Introduction
The increasing CS rate is a subject of debate within perinatal care.1, 2 In order to monitor CS rates at national and institutional levels WHO, FIGO and EBCOG in addition to many national professional societies have endorsed the Ten-Group-Classification System (TGCS) as the most appropriate tool for clinical audit.3-6 The TGCS classifies all women into clinically relevant groups each having a specific CS rate. It serves as the initial structure within which epidemiological variables, processes, perinatal events and outcomes can be analysed. The philosophy of the TGCS is based on ‘an intention to treat’.4, 7, 8However although the TGCS tells you which women have a CS it does not tell you why.
Internationally there is no consensus on classification of indications for CS and none fulfill the criteria of simplicity, usefulness, reproducibility and robustness.9 Indications for pre-labour CS need to be considered differently from those performed after spontaneous or induced labour and therefore deserve a separate classification.10 Most indications used are very detailed, often subjective and multiple and frequently overlap. This may result in long lists of possible indications which has limited use on a day-to-day basis to understand, change and improve care. Using a high level classification system of CS initially prior to more detailed and subjective indications both in prelabour CS and after spontaneous or induced labour may provide the solution.
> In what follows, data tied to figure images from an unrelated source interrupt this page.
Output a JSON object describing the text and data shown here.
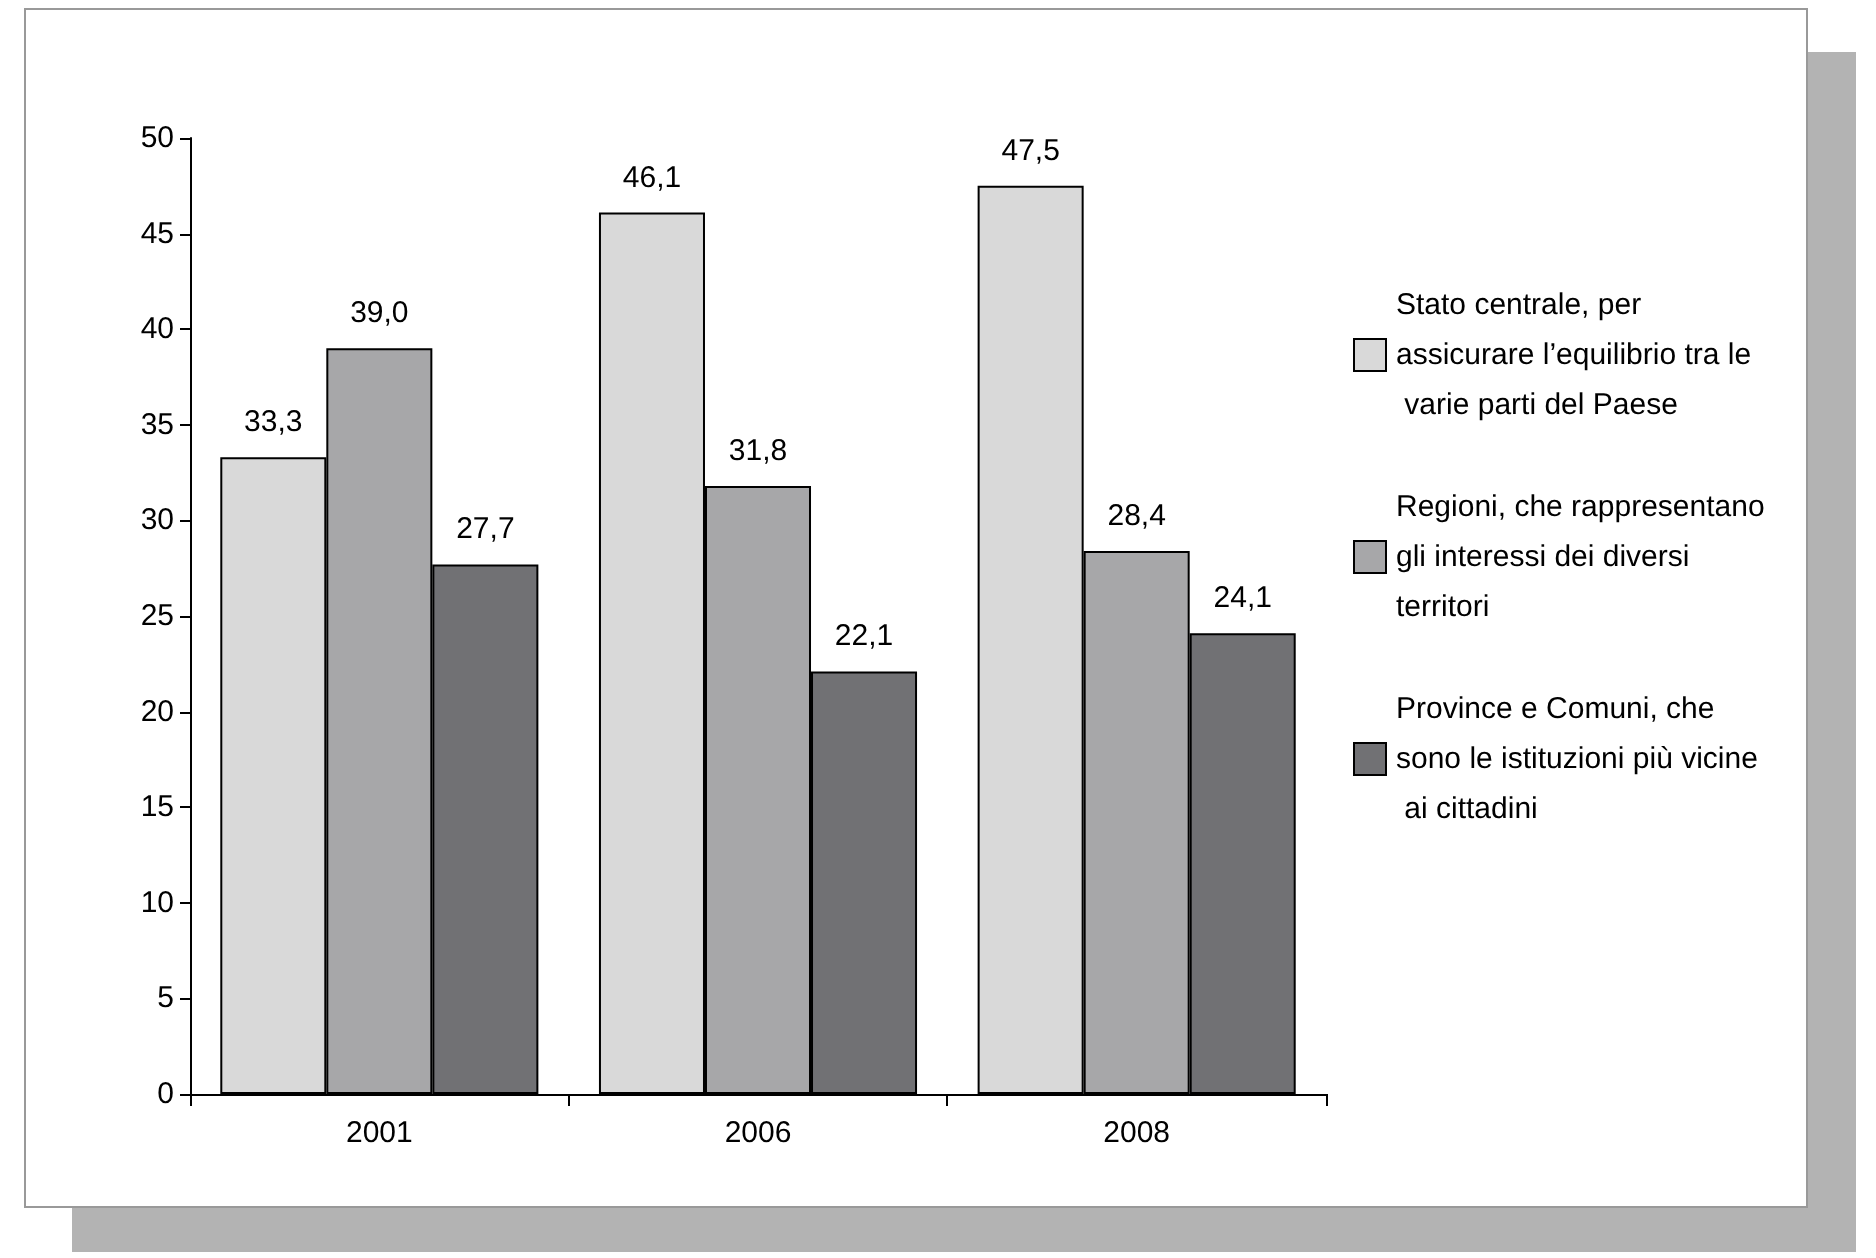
{
  "chart_data": {
    "type": "bar",
    "categories": [
      "2001",
      "2006",
      "2008"
    ],
    "series": [
      {
        "name": "Stato centrale, per assicurare l’equilibrio tra le varie parti del Paese",
        "color": "#d9d9d9",
        "values": [
          33.3,
          46.1,
          47.5
        ],
        "value_labels": [
          "33,3",
          "46,1",
          "47,5"
        ]
      },
      {
        "name": "Regioni, che rappresentano gli interessi dei diversi territori",
        "color": "#a7a7a9",
        "values": [
          39.0,
          31.8,
          28.4
        ],
        "value_labels": [
          "39,0",
          "31,8",
          "28,4"
        ]
      },
      {
        "name": "Province e Comuni, che sono le istituzioni più vicine ai cittadini",
        "color": "#717174",
        "values": [
          27.7,
          22.1,
          24.1
        ],
        "value_labels": [
          "27,7",
          "22,1",
          "24,1"
        ]
      }
    ],
    "ylim": [
      0,
      50
    ],
    "yticks": [
      0,
      5,
      10,
      15,
      20,
      25,
      30,
      35,
      40,
      45,
      50
    ],
    "grid": false,
    "legend": "right"
  }
}
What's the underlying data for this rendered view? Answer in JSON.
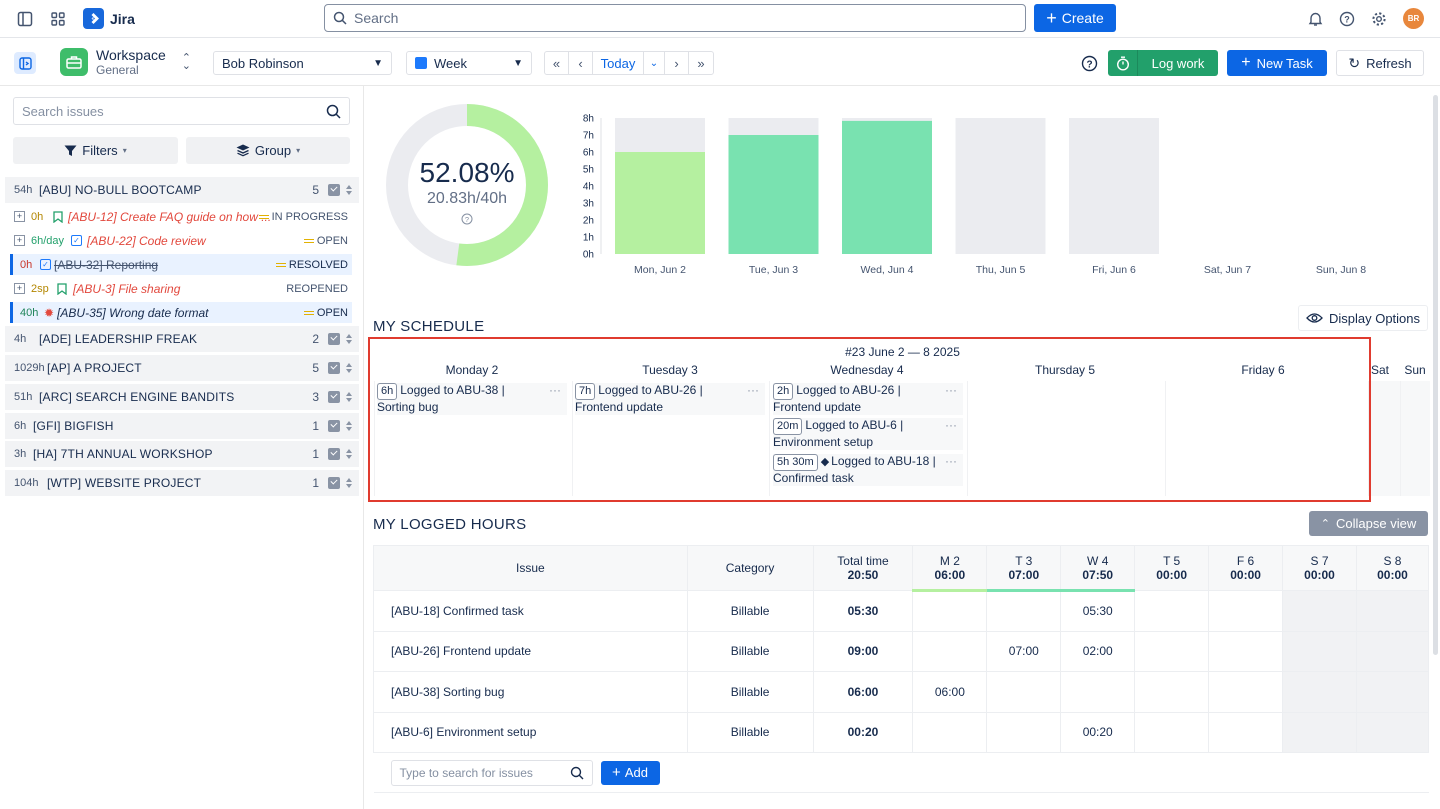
{
  "topbar": {
    "app_name": "Jira",
    "search_placeholder": "Search",
    "create_label": "Create",
    "avatar_initials": "BR"
  },
  "toolbar": {
    "workspace_title": "Workspace",
    "workspace_sub": "General",
    "user_select": "Bob Robinson",
    "period_select": "Week",
    "today_label": "Today",
    "log_work_label": "Log work",
    "new_task_label": "New Task",
    "refresh_label": "Refresh"
  },
  "sidebar": {
    "search_placeholder": "Search issues",
    "filters_label": "Filters",
    "group_label": "Group",
    "projects": [
      {
        "hours": "54h",
        "title": "[ABU] NO-BULL BOOTCAMP",
        "count": "5"
      },
      {
        "hours": "4h",
        "title": "[ADE] LEADERSHIP FREAK",
        "count": "2"
      },
      {
        "hours": "1029h",
        "title": "[AP] A PROJECT",
        "count": "5"
      },
      {
        "hours": "51h",
        "title": "[ARC] SEARCH ENGINE BANDITS",
        "count": "3"
      },
      {
        "hours": "6h",
        "title": "[GFI] BIGFISH",
        "count": "1"
      },
      {
        "hours": "3h",
        "title": "[HA] 7TH ANNUAL WORKSHOP",
        "count": "1"
      },
      {
        "hours": "104h",
        "title": "[WTP] WEBSITE PROJECT",
        "count": "1"
      }
    ],
    "issues": [
      {
        "est": "0h",
        "title": "[ABU-12] Create FAQ guide on how ...",
        "status": "IN PROGRESS"
      },
      {
        "est": "6h/day",
        "title": "[ABU-22] Code review",
        "status": "OPEN"
      },
      {
        "est": "0h",
        "title": "[ABU-32] Reporting",
        "status": "RESOLVED"
      },
      {
        "est": "2sp",
        "title": "[ABU-3] File sharing",
        "status": "REOPENED"
      },
      {
        "est": "40h",
        "title": "[ABU-35] Wrong date format",
        "status": "OPEN"
      }
    ]
  },
  "progress": {
    "percent_text": "52.08%",
    "hours_text": "20.83h/40h",
    "fraction": 0.5208
  },
  "chart_data": {
    "type": "bar",
    "categories": [
      "Mon, Jun 2",
      "Tue, Jun 3",
      "Wed, Jun 4",
      "Thu, Jun 5",
      "Fri, Jun 6",
      "Sat, Jun 7",
      "Sun, Jun 8"
    ],
    "series": [
      {
        "values": [
          6,
          7,
          7.83,
          0,
          0,
          0,
          0
        ]
      },
      {
        "values": [
          8,
          8,
          8,
          8,
          8,
          0,
          0
        ]
      }
    ],
    "y_ticks": [
      "0h",
      "1h",
      "2h",
      "3h",
      "4h",
      "5h",
      "6h",
      "7h",
      "8h"
    ],
    "ylim": [
      0,
      8
    ],
    "colors": {
      "logged_light": "#b5f0a0",
      "logged_full": "#79e2b0",
      "capacity": "#ebecf0"
    }
  },
  "schedule": {
    "title": "MY SCHEDULE",
    "display_options": "Display Options",
    "week_label": "#23 June 2 — 8 2025",
    "days": [
      "Monday 2",
      "Tuesday 3",
      "Wednesday 4",
      "Thursday 5",
      "Friday 6",
      "Sat",
      "Sun"
    ],
    "entries": [
      {
        "dur": "6h",
        "text": "Logged to ABU-38 |",
        "sub": "Sorting bug"
      },
      {
        "dur": "7h",
        "text": "Logged to ABU-26 |",
        "sub": "Frontend update"
      },
      {
        "dur": "2h",
        "text": "Logged to ABU-26 |",
        "sub": "Frontend update"
      },
      {
        "dur": "20m",
        "text": "Logged to ABU-6 |",
        "sub": "Environment setup"
      },
      {
        "dur": "5h 30m",
        "text": "Logged to ABU-18 |",
        "sub": "Confirmed task"
      }
    ]
  },
  "logged": {
    "title": "MY LOGGED HOURS",
    "collapse_label": "Collapse view",
    "headers": {
      "issue": "Issue",
      "category": "Category",
      "total": "Total time",
      "total_val": "20:50"
    },
    "days": [
      {
        "d": "M 2",
        "v": "06:00"
      },
      {
        "d": "T 3",
        "v": "07:00"
      },
      {
        "d": "W 4",
        "v": "07:50"
      },
      {
        "d": "T 5",
        "v": "00:00"
      },
      {
        "d": "F 6",
        "v": "00:00"
      },
      {
        "d": "S 7",
        "v": "00:00"
      },
      {
        "d": "S 8",
        "v": "00:00"
      }
    ],
    "rows": [
      {
        "issue": "[ABU-18] Confirmed task",
        "cat": "Billable",
        "total": "05:30",
        "cells": [
          "",
          "",
          "05:30",
          "",
          "",
          "",
          ""
        ]
      },
      {
        "issue": "[ABU-26] Frontend update",
        "cat": "Billable",
        "total": "09:00",
        "cells": [
          "",
          "07:00",
          "02:00",
          "",
          "",
          "",
          ""
        ]
      },
      {
        "issue": "[ABU-38] Sorting bug",
        "cat": "Billable",
        "total": "06:00",
        "cells": [
          "06:00",
          "",
          "",
          "",
          "",
          "",
          ""
        ]
      },
      {
        "issue": "[ABU-6] Environment setup",
        "cat": "Billable",
        "total": "00:20",
        "cells": [
          "",
          "",
          "00:20",
          "",
          "",
          "",
          ""
        ]
      }
    ],
    "add_placeholder": "Type to search for issues",
    "add_label": "Add"
  }
}
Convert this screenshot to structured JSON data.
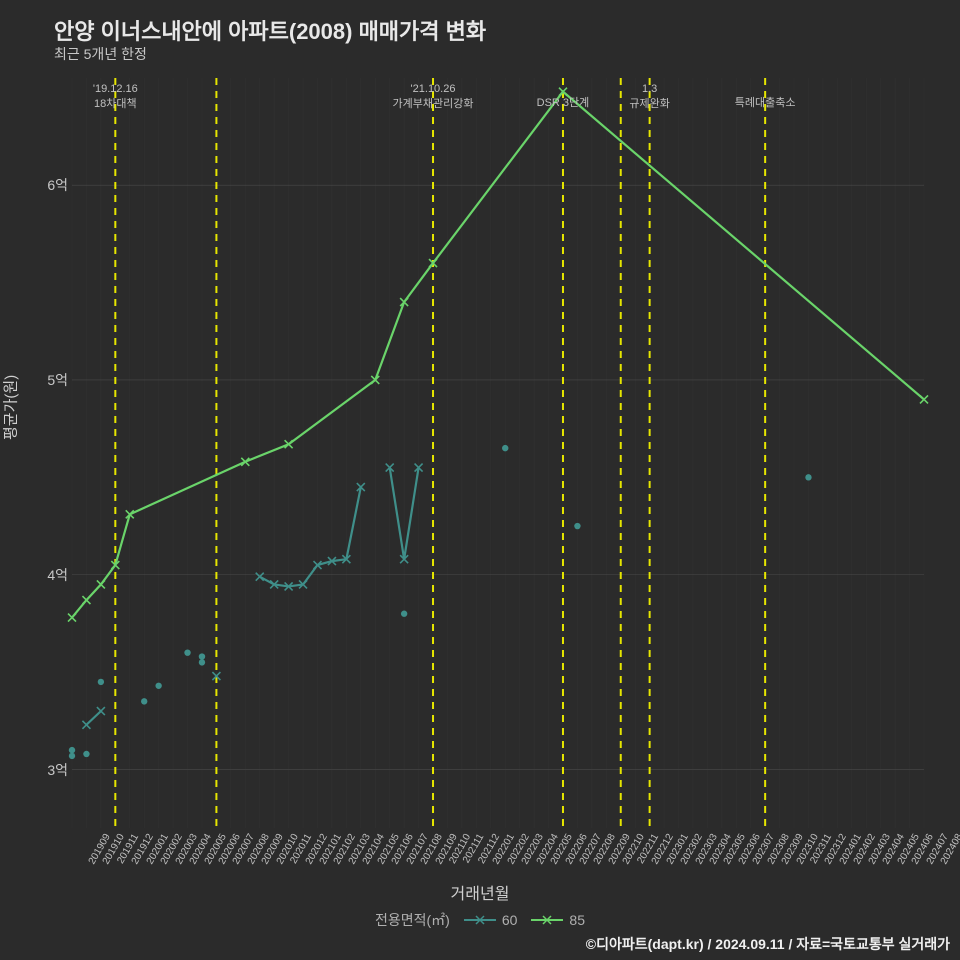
{
  "title": "안양 이너스내안에 아파트(2008) 매매가격 변화",
  "subtitle": "최근 5개년 한정",
  "xlabel": "거래년월",
  "ylabel": "평균가(원)",
  "legend_title": "전용면적(㎡)",
  "credit": "©디아파트(dapt.kr) / 2024.09.11 / 자료=국토교통부 실거래가",
  "colors": {
    "background": "#2b2b2b",
    "series60": "#3f8f8a",
    "series85": "#6ad46a",
    "vline": "#e6e600",
    "grid": "#4a4a4a",
    "text": "#d0d0d0"
  },
  "chart": {
    "type": "line-scatter",
    "x_categories": [
      "201909",
      "201910",
      "201911",
      "201912",
      "202001",
      "202002",
      "202003",
      "202004",
      "202005",
      "202006",
      "202007",
      "202008",
      "202009",
      "202010",
      "202011",
      "202012",
      "202101",
      "202102",
      "202103",
      "202104",
      "202105",
      "202106",
      "202107",
      "202108",
      "202109",
      "202110",
      "202111",
      "202112",
      "202201",
      "202202",
      "202203",
      "202204",
      "202205",
      "202206",
      "202207",
      "202208",
      "202209",
      "202210",
      "202211",
      "202212",
      "202301",
      "202302",
      "202303",
      "202304",
      "202305",
      "202306",
      "202307",
      "202308",
      "202309",
      "202310",
      "202311",
      "202312",
      "202401",
      "202402",
      "202403",
      "202404",
      "202405",
      "202406",
      "202407",
      "202408"
    ],
    "y_ticks": [
      3,
      4,
      5,
      6
    ],
    "y_tick_labels": [
      "3억",
      "4억",
      "5억",
      "6억"
    ],
    "y_min": 2.7,
    "y_max": 6.55,
    "line_width": 2,
    "marker_size": 4,
    "series": [
      {
        "name": "60",
        "color": "#3f8f8a",
        "marker": "x",
        "scatter": [
          {
            "x": "201909",
            "y": 3.07
          },
          {
            "x": "201909",
            "y": 3.1
          },
          {
            "x": "201910",
            "y": 3.08
          },
          {
            "x": "201911",
            "y": 3.45
          },
          {
            "x": "202002",
            "y": 3.35
          },
          {
            "x": "202003",
            "y": 3.43
          },
          {
            "x": "202005",
            "y": 3.6
          },
          {
            "x": "202006",
            "y": 3.55
          },
          {
            "x": "202006",
            "y": 3.58
          },
          {
            "x": "202108",
            "y": 3.8
          },
          {
            "x": "202203",
            "y": 4.65
          },
          {
            "x": "202208",
            "y": 4.25
          },
          {
            "x": "202312",
            "y": 4.5
          }
        ],
        "line_segments": [
          [
            {
              "x": "201910",
              "y": 3.23
            },
            {
              "x": "201911",
              "y": 3.3
            }
          ],
          [
            {
              "x": "202010",
              "y": 3.99
            },
            {
              "x": "202011",
              "y": 3.95
            },
            {
              "x": "202012",
              "y": 3.94
            },
            {
              "x": "202101",
              "y": 3.95
            },
            {
              "x": "202102",
              "y": 4.05
            },
            {
              "x": "202103",
              "y": 4.07
            },
            {
              "x": "202104",
              "y": 4.08
            },
            {
              "x": "202105",
              "y": 4.45
            }
          ],
          [
            {
              "x": "202107",
              "y": 4.55
            },
            {
              "x": "202108",
              "y": 4.08
            },
            {
              "x": "202109",
              "y": 4.55
            }
          ]
        ],
        "line_markers_x": [
          "202007"
        ]
      },
      {
        "name": "85",
        "color": "#6ad46a",
        "marker": "x",
        "line": [
          {
            "x": "201909",
            "y": 3.78
          },
          {
            "x": "201910",
            "y": 3.87
          },
          {
            "x": "201911",
            "y": 3.95
          },
          {
            "x": "201912",
            "y": 4.05
          },
          {
            "x": "202001",
            "y": 4.31
          },
          {
            "x": "202009",
            "y": 4.58
          },
          {
            "x": "202012",
            "y": 4.67
          },
          {
            "x": "202106",
            "y": 5.0
          },
          {
            "x": "202108",
            "y": 5.4
          },
          {
            "x": "202110",
            "y": 5.6
          },
          {
            "x": "202207",
            "y": 6.48
          },
          {
            "x": "202408",
            "y": 4.9
          }
        ]
      }
    ],
    "vlines": [
      {
        "x": "201912",
        "label": "'19.12.16\n18차대책"
      },
      {
        "x": "202007",
        "label": ""
      },
      {
        "x": "202110",
        "label": "'21.10.26\n가계부채관리강화"
      },
      {
        "x": "202207",
        "label": "DSR 3단계",
        "single": true
      },
      {
        "x": "202211",
        "label": ""
      },
      {
        "x": "202301",
        "label": "1.3\n규제완화"
      },
      {
        "x": "202309",
        "label": "특례대출축소",
        "single": true
      }
    ]
  }
}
In 2014-15 a national quality improvement initiative, focusing on the appropriate and safe use of oxytocin in labour took place at delivery units in Norway. During this project, Norwegian maternity health caregivers became aware of a new high level intrapartum CS classification system (ICSCS) (Fig.1), incorporating information on the fetal condition, the dynamic progress of labour, the use or not of oxytocin to accelerate or induce labour and the frequency of contractions. 10-12 This new ICSCS gives a unique insight into the study and management of dystocia and the use of oxytocin. The authors emphasize that the classification is designed to be used irrespective of how you manage labour and must not be misinterpreted as clinical guidance on how to manage labour. Specifically the division of dystocic labours into those with efficient (progress ≥1 cm/h) or inefficient (progress <1 cm/h) uterine action is not an imperative for clinical management, but a pragmatic cut-off to differentiate between the different dynamics of labour.
This classification has been used in The National Maternity Hospital, Dublin since 2005 13 but had never been formally tested outside that hospital. Following national discussion and agreement, a prospective study was initiated in Norway to test the practicalities and possible benefits of using this new ICSCS in spontaneous and induced labour.